One of the oldest buildings in the city, this structure was built in 1852 by Nicholas Larco, a prominent member of the city's early Italian community. The building also held a store that offered fine imported wine--a popular item for many of the wealthy residents of the city. The building served as the headquarters of the Italian Benevolent Society, a fraternal organization for Italian immigrants that provided a space for social interaction, cultural preservation, and economic assistance for newcomers and widows of members. The building later became the headquarters of La Parola, an Italian weekly newspaper. At various times in the 19th century, the foreign consulates for Chile, Spain, and France were all headquartered in this building. The famous chocolate maker Domingo Ghirardelli also used the building for several years before starting his own factory across the street in 1853.
Backstory and Context
The Solari Building was constructed in 1852 by prominent merchant and leader of San Francisco's Italian colony, Nicholas Larco, who occupied the building himself for 25 years.

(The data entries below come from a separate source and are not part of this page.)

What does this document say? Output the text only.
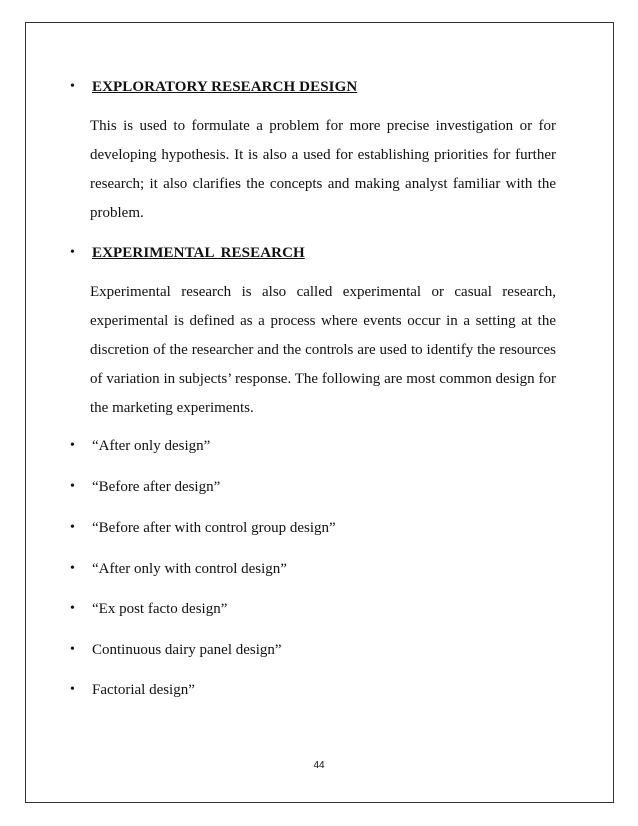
• EXPLORATORY RESEARCH DESIGN
This is used to formulate a problem for more precise investigation or for developing hypothesis. It is also a used for establishing priorities for further research; it also clarifies the concepts and making analyst familiar with the problem.
• EXPERIMENTAL RESEARCH
Experimental research is also called experimental or casual research, experimental is defined as a process where events occur in a setting at the discretion of the researcher and the controls are used to identify the resources of variation in subjects’ response. The following are most common design for the marketing experiments.
• “After only design”
• “Before after design”
• “Before after with control group design”
• “After only with control design”
• “Ex post facto design”
• Continuous dairy panel design”
• Factorial design”
44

During the middle of the 1850s Larco was the chairman of the Sardinian Committee to celebrate the Allied victories over Russia at Sebastopol during the Crimean War. In 1863, he was president of the Italian Benevolent Society, which had its offices here at varying times during the 1860s.
The consulates of three nations have been housed at this location. In 1856 Larco for consul Chile, and at the same time Camilo Martin, consul for Spain, and De Gazette, consul for France, used the building and offices.
Grellet and Company, French importers of wines and liquors, occupied the building in the late 1850s. In 1869, liquor merchants Favre and Joussaud moved into the building and remained there until 1878.
Occupancy of the building after 1905 is not well documented.